Im Jahre 1837 gründeten August Götze und Richard Hartmann das Unternehmen Götze & Hartmann, das sich mit der Herstellung von Maschinen verschiedener Art beschäftigte. Hartmann, der in etlichen Unternehmen von der Pike auf Erfahrungen gesammelt hatte, erfasste sehr schnell die Tragweite zahlreicher technischer Neuerungen. Bereits im Jahre 1839 erwarb das Unternehmen das technische Konzept einer Streichgarn-Vorspinn-Maschine, das zur Marktreife entwickelt und erfolgreich als Produkt verkauft wurde.

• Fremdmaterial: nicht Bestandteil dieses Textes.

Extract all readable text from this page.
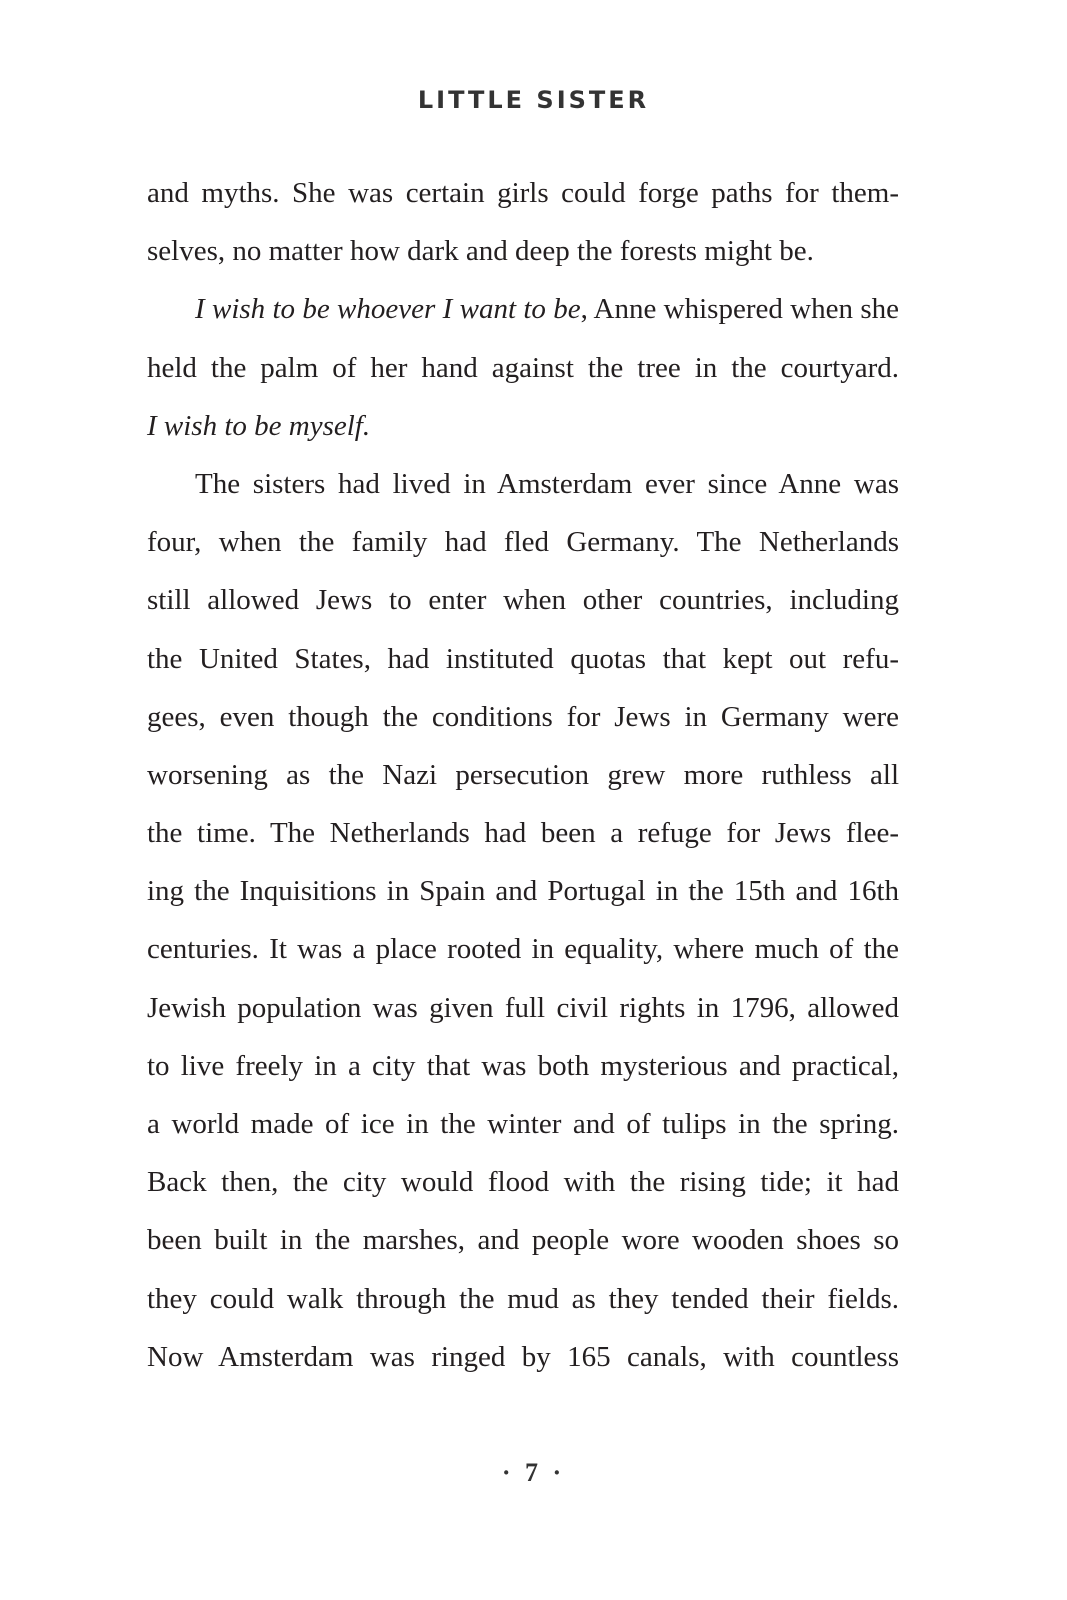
LITTLE SISTER
and myths. She was certain girls could forge paths for them-
selves, no matter how dark and deep the forests might be.
I wish to be whoever I want to be, Anne whispered when she
held the palm of her hand against the tree in the courtyard.
I wish to be myself.
The sisters had lived in Amsterdam ever since Anne was
four, when the family had fled Germany. The Netherlands
still allowed Jews to enter when other countries, including
the United States, had instituted quotas that kept out refu-
gees, even though the conditions for Jews in Germany were
worsening as the Nazi persecution grew more ruthless all
the time. The Netherlands had been a refuge for Jews flee-
ing the Inquisitions in Spain and Portugal in the 15th and 16th
centuries. It was a place rooted in equality, where much of the
Jewish population was given full civil rights in 1796, allowed
to live freely in a city that was both mysterious and practical,
a world made of ice in the winter and of tulips in the spring.
Back then, the city would flood with the rising tide; it had
been built in the marshes, and people wore wooden shoes so
they could walk through the mud as they tended their fields.
Now Amsterdam was ringed by 165 canals, with countless
· 7 ·
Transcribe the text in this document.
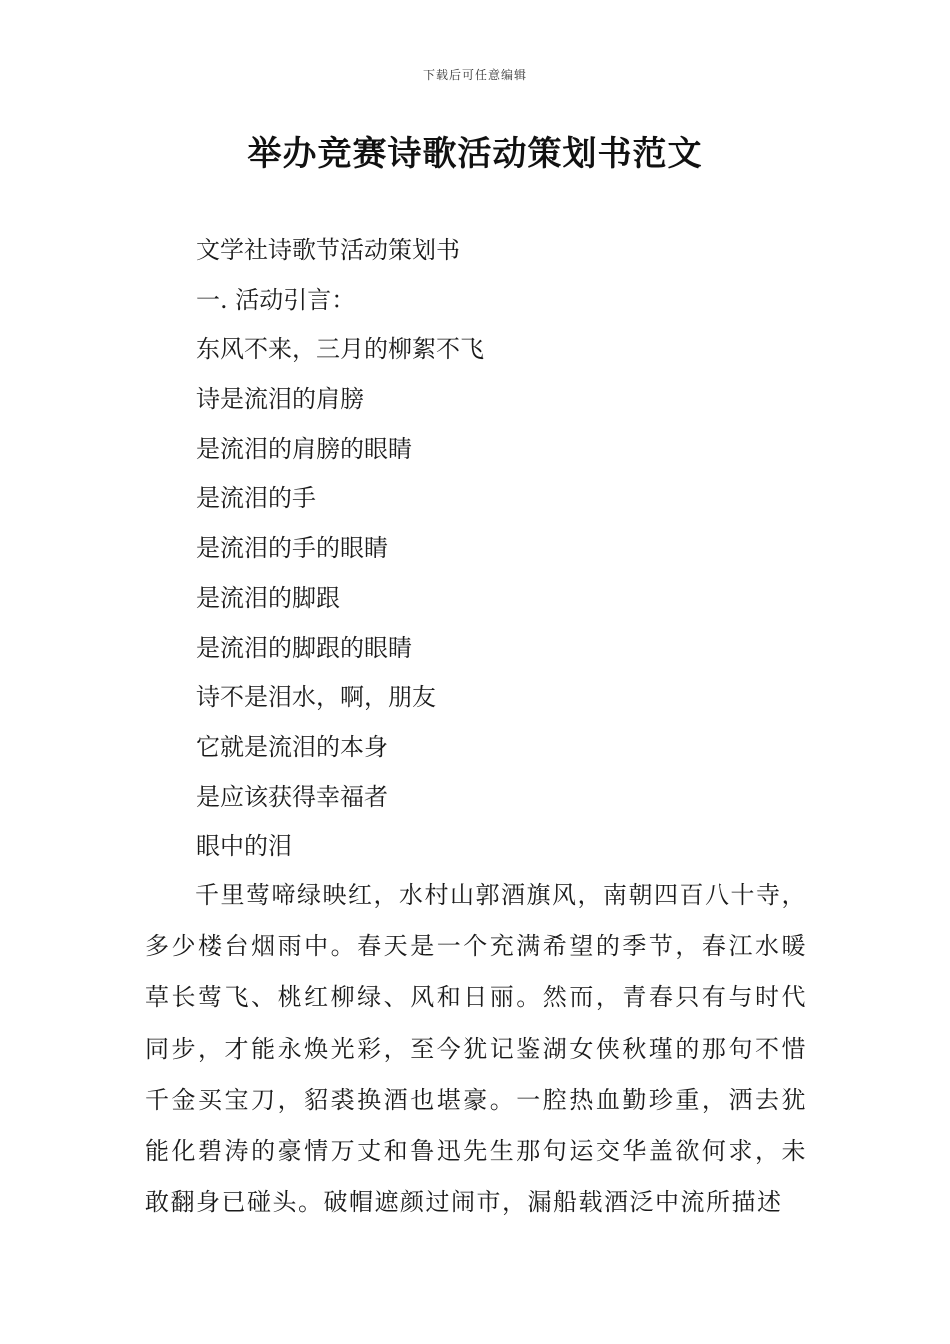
下载后可任意编辑
举办竞赛诗歌活动策划书范文
文学社诗歌节活动策划书
一. 活动引言：
东风不来，三月的柳絮不飞
诗是流泪的肩膀
是流泪的肩膀的眼睛
是流泪的手
是流泪的手的眼睛
是流泪的脚跟
是流泪的脚跟的眼睛
诗不是泪水，啊，朋友
它就是流泪的本身
是应该获得幸福者
眼中的泪

千里莺啼绿映红，水村山郭酒旗风，南朝四百八十寺，多少楼台烟雨中。春天是一个充满希望的季节，春江水暖草长莺飞、桃红柳绿、风和日丽。然而，青春只有与时代同步，才能永焕光彩，至今犹记鉴湖女侠秋瑾的那句不惜千金买宝刀，貂裘换酒也堪豪。一腔热血勤珍重，洒去犹能化碧涛的豪情万丈和鲁迅先生那句运交华盖欲何求，未敢翻身已碰头。破帽遮颜过闹市，漏船载酒泛中流所描述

Doch wesentlichster Unternehmensschwerpunkt blieb noch einige Zeit die Reparatur und Konstruktion einzelner technischer Lösungen, (entsprechend dem heutigen Begriff Sondermaschinenbau). 1842 waren etwa 200 Mitarbeiter im Unternehmen beschäftigt. Zahlreiche Unternehmenserweiterungen, Umsiedelungen und Neubauten innerhalb des Stadtgebietes von Chemnitz folgten in den Jahren bis 1845.

Ab 1848 wurden im nunmehr von Hartmann dominierten Unternehmen Dampflokomotiven gebaut, doch zum großen Umsatzbringer wurde dieser Geschäftszweig erst ein Jahrzehnt später, zunächst mussten mit sehr kleinen Lokomotivstückzahlen die Abnehmer der Königlich Sächsischen Staatseisenbahnen von der Qualität der Arbeit überzeugt werden.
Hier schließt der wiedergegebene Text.